(2^-3x9^3)^-4/2^9x9^-10
To simplify this expression, we can start by expanding the exponents:
(2^-3 * 9^3)^-4 / (2^9 * 9^-10)
= (1/2^3 * 9^3)^-4 / (2^9 * 1/9^10)
= (1/8 * 729)^-4 / (2^9 * 1/9^10)
= (729/8)^-4 / (2^9 / 9^10)
Now, we can simplify the numerator and denominator separately:
Numerator:
(729/8)^-4 = (8/729)^4 = 8^4 / 729^4 = 4096 / 387420489
Denominator:
(2^9 / 9^10) = (2^9 * 9^-10) = 2^9 * 1/9^10 = 512 / 3486784401
Now, we can divide the simplified numerator by the simplified denominator:
(4096 / 387420489) / (512 / 3486784401)
To divide by a fraction, we can multiply by its reciprocal:
(4096 / 387420489) * (3486784401 / 512)
Now, we can simplify this:
(2^12 * 3^12 * 13) / (3^15 * 2^9)
Using the properties of exponents, we can simplify further:
2^(12-9) * 3^(12-15) * 13
= 2^3 * 3^-3 * 13
= 8 / 27 * 13
= 104/27
To simplify the expression (2^-3 * 9^3)^-4 / 2^9 * 9^-10, we can break it down into smaller parts and simplify each part separately.

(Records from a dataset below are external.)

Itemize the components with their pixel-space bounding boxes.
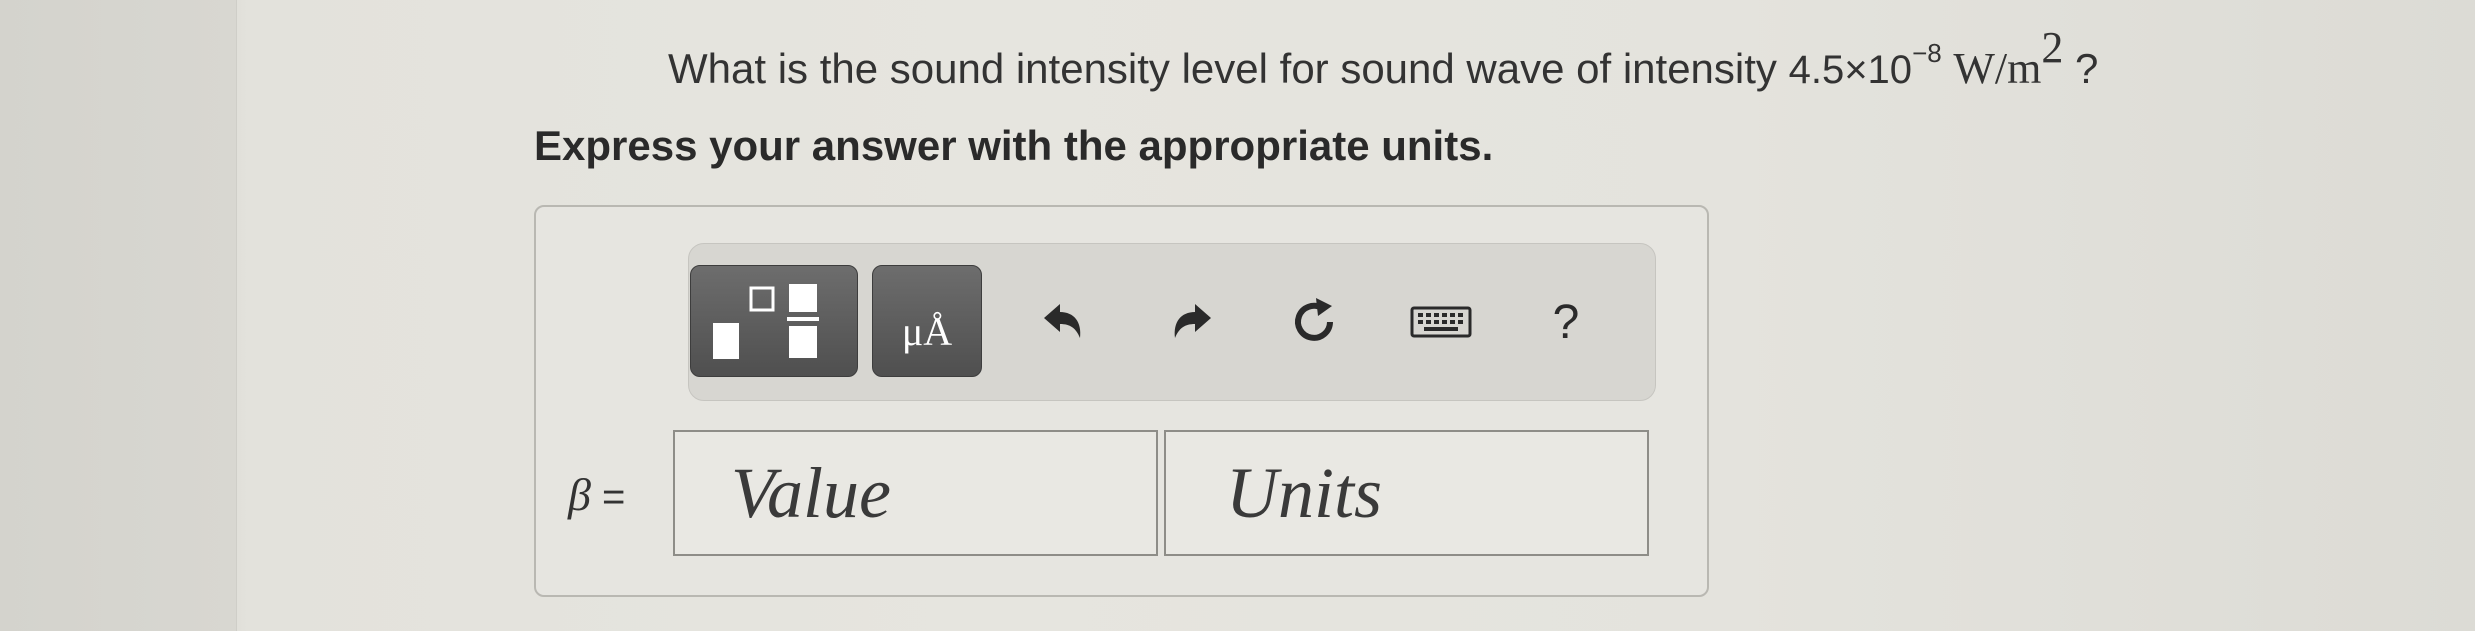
intensity-unit-exponent: 2 bbox=[2041, 23, 2064, 72]
keyboard-button[interactable] bbox=[1408, 292, 1474, 352]
fraction-templates-icon bbox=[713, 284, 819, 359]
reset-icon bbox=[1295, 298, 1333, 341]
units-button[interactable]: μÅ bbox=[872, 265, 982, 377]
undo-button[interactable] bbox=[1032, 292, 1092, 352]
intensity-unit: W/m bbox=[1953, 44, 2042, 93]
beta-symbol: β bbox=[568, 469, 591, 520]
reset-button[interactable] bbox=[1284, 292, 1344, 352]
intensity-mantissa: 4.5×10 bbox=[1788, 48, 1913, 92]
instruction-text: Express your answer with the appropriate… bbox=[534, 122, 1494, 169]
value-input[interactable]: Value bbox=[673, 430, 1158, 556]
undo-icon bbox=[1044, 304, 1081, 338]
help-button[interactable]: ? bbox=[1536, 292, 1596, 352]
question-suffix: ? bbox=[2063, 45, 2099, 92]
question-text: What is the sound intensity level for so… bbox=[668, 23, 2099, 94]
question-prefix: What is the sound intensity level for so… bbox=[668, 45, 1789, 92]
answer-variable-label: β = bbox=[568, 468, 625, 521]
keyboard-icon bbox=[1410, 306, 1472, 338]
redo-icon bbox=[1174, 304, 1211, 338]
redo-button[interactable] bbox=[1163, 292, 1223, 352]
units-input[interactable]: Units bbox=[1164, 430, 1649, 556]
units-button-label: μÅ bbox=[901, 309, 953, 354]
intensity-exponent: −8 bbox=[1912, 38, 1942, 68]
equals-sign: = bbox=[590, 475, 626, 519]
templates-button[interactable] bbox=[690, 265, 858, 377]
page-margin bbox=[0, 0, 237, 631]
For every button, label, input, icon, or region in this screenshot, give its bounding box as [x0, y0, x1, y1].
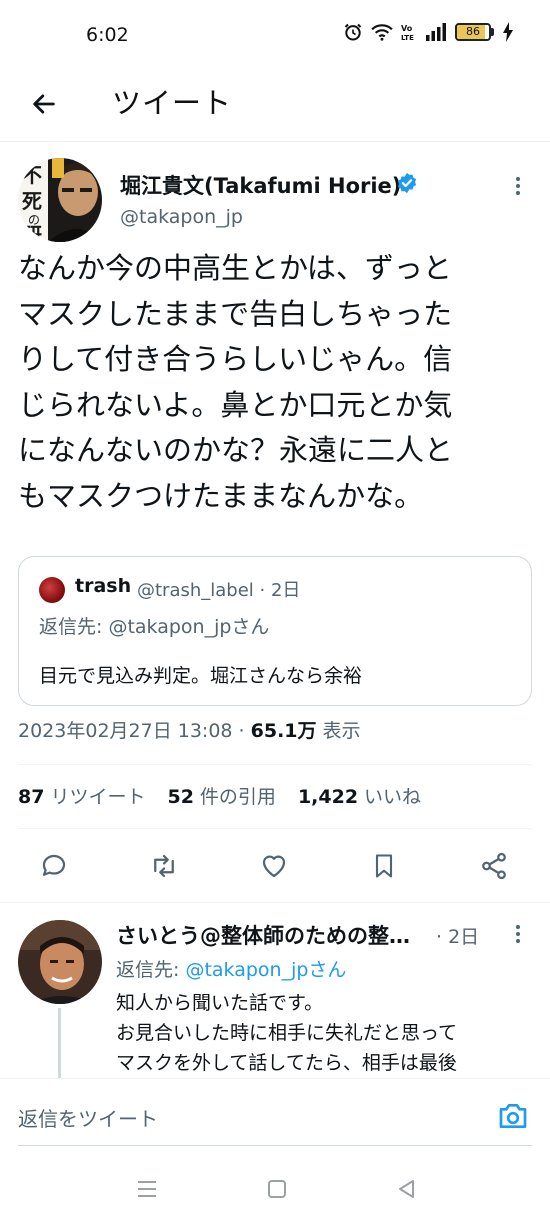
camera-button[interactable]: [496, 1099, 530, 1133]
system-nav-bar: [0, 1158, 550, 1222]
back-triangle-icon: [399, 1180, 414, 1198]
divider: [18, 764, 532, 765]
tweet-text: なんか今の中高生とかは、ずっと マスクしたままで告白しちゃった りして付き合うら…: [18, 246, 534, 520]
heart-icon: [262, 855, 286, 878]
svg-text:不: 不: [22, 163, 42, 187]
tweet-text-line: りして付き合うらしいじゃん。信: [18, 342, 453, 377]
back-button[interactable]: [24, 84, 64, 124]
share-button[interactable]: [474, 846, 514, 886]
tweet-text-line: になんないのかな？永遠に二人と: [18, 433, 454, 468]
reply-input[interactable]: 返信をツイート: [18, 1103, 158, 1132]
share-icon: [482, 852, 506, 880]
like-stat[interactable]: 1,422 いいね: [298, 782, 421, 809]
svg-text:Vo: Vo: [401, 24, 413, 33]
recents-button[interactable]: [132, 1174, 162, 1204]
tweet-actions: [0, 846, 550, 886]
tweet-text-line: マスクしたままで告白しちゃった: [18, 296, 453, 331]
reply-compose-bar: 返信をツイート: [0, 1078, 550, 1158]
charging-icon: [503, 22, 513, 42]
reply-author-avatar[interactable]: [18, 920, 102, 1004]
tweet-text-line: じられないよ。鼻とか口元とか気: [18, 387, 453, 422]
status-icons: Vo LTE 86: [343, 22, 514, 42]
reply-author-name[interactable]: さいとう@整体師のための整…: [116, 920, 410, 950]
alarm-icon: [344, 23, 362, 41]
like-button[interactable]: [254, 846, 294, 886]
home-square-icon: [268, 1180, 286, 1198]
tweet-stats: 87 リツイート 52 件の引用 1,422 いいね: [18, 782, 421, 809]
input-underline: [18, 1145, 532, 1146]
back-arrow-icon: [33, 94, 55, 114]
verified-badge-icon: [397, 172, 417, 194]
wifi-icon: [371, 24, 393, 41]
reply-text-line: マスクを外して話してたら、相手は最後: [116, 1052, 457, 1074]
reply-text-line: お見合いした時に相手に失礼だと思って: [116, 1022, 458, 1044]
bookmark-button[interactable]: [364, 846, 404, 886]
status-time: 6:02: [86, 24, 129, 46]
quote-reply-to: 返信先: @takapon_jpさん: [39, 616, 270, 638]
retweet-button[interactable]: [144, 846, 184, 886]
author-name[interactable]: 堀江貴文(Takafumi Horie): [120, 170, 401, 200]
retweet-icon: [154, 854, 174, 878]
back-nav-button[interactable]: [392, 1174, 422, 1204]
camera-icon: [499, 1104, 527, 1128]
reply-button[interactable]: [34, 846, 74, 886]
battery-level: 86: [466, 25, 480, 38]
retweet-stat[interactable]: 87 リツイート: [18, 782, 145, 809]
svg-text:LTE: LTE: [401, 34, 414, 42]
header: ツイート: [0, 70, 550, 142]
author-avatar-image: 不 死 の 研: [18, 158, 102, 242]
quote-avatar: [39, 577, 65, 603]
tweet-text-line: なんか今の中高生とかは、ずっと: [18, 251, 452, 285]
reply-text-line: 知人から聞いた話です。: [116, 992, 324, 1014]
divider: [18, 828, 532, 829]
reply-to-handle-link[interactable]: @takapon_jpさん: [185, 959, 346, 981]
battery-indicator: 86: [455, 23, 494, 41]
reply-to-label: 返信先: @takapon_jpさん: [116, 959, 347, 981]
signal-icon: [426, 23, 446, 41]
volte-icon: VoLTE: [401, 24, 414, 42]
author-avatar[interactable]: 不 死 の 研: [18, 158, 102, 242]
more-options-icon[interactable]: [510, 922, 526, 946]
quote-author-handle: @trash_label · 2日: [137, 580, 301, 601]
reply-avatar-image: [18, 920, 102, 1004]
more-options-icon[interactable]: [510, 174, 526, 198]
tweet-text-line: もマスクつけたままなんかな。: [18, 478, 424, 513]
view-label: 表示: [316, 720, 361, 742]
quote-text: 目元で見込み判定。堀江さんなら余裕: [39, 665, 363, 687]
reply-time: · 2日: [436, 926, 480, 948]
thread-line: [58, 1008, 61, 1078]
reply-icon: [42, 854, 66, 876]
author-handle[interactable]: @takapon_jp: [120, 206, 243, 228]
status-bar: 6:02 Vo LTE 86: [0, 0, 550, 70]
svg-text:死: 死: [22, 189, 42, 213]
section-divider: [0, 902, 550, 903]
timestamp-text: 2023年02月27日 13:08 ·: [18, 720, 251, 742]
quote-author-name: trash: [75, 575, 132, 597]
quoted-tweet[interactable]: trash @trash_label · 2日 返信先: @takapon_jp…: [18, 556, 532, 706]
tweet-timestamp: 2023年02月27日 13:08 · 65.1万 表示: [18, 716, 361, 743]
quote-stat[interactable]: 52 件の引用: [167, 782, 275, 809]
bookmark-icon: [375, 854, 393, 878]
menu-icon: [138, 1181, 156, 1197]
reply-text: 知人から聞いた話です。 お見合いした時に相手に失礼だと思って マスクを外して話し…: [116, 988, 536, 1078]
svg-text:研: 研: [22, 223, 42, 242]
page-title: ツイート: [112, 86, 233, 120]
view-count: 65.1万: [250, 720, 317, 742]
home-button[interactable]: [262, 1174, 292, 1204]
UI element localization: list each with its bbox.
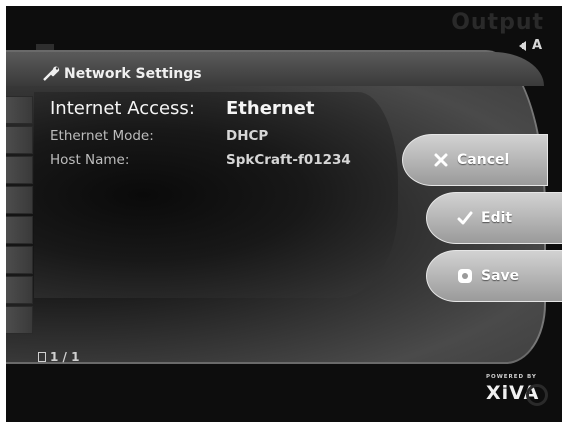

Step 1: Simplify the numerator.
(2^-3 * 9^3) ^ -4 = (1/(2^3) * (9^3)) ^ -4
= (1/8 * 729) ^ -4
= 9,261 ^ -4
Step 2: Simplify the denominator.
2^9 * 9^-10 = (2^9) / (1/(9^10))
= (2^9) * (9^10)
= 512 * (3^20)
Step 3: Simplify the whole expression.
(9,261^-4) / (512 * 3^20)
At this point, it is difficult to simplify the expression further without knowing specific values or rearranging terms.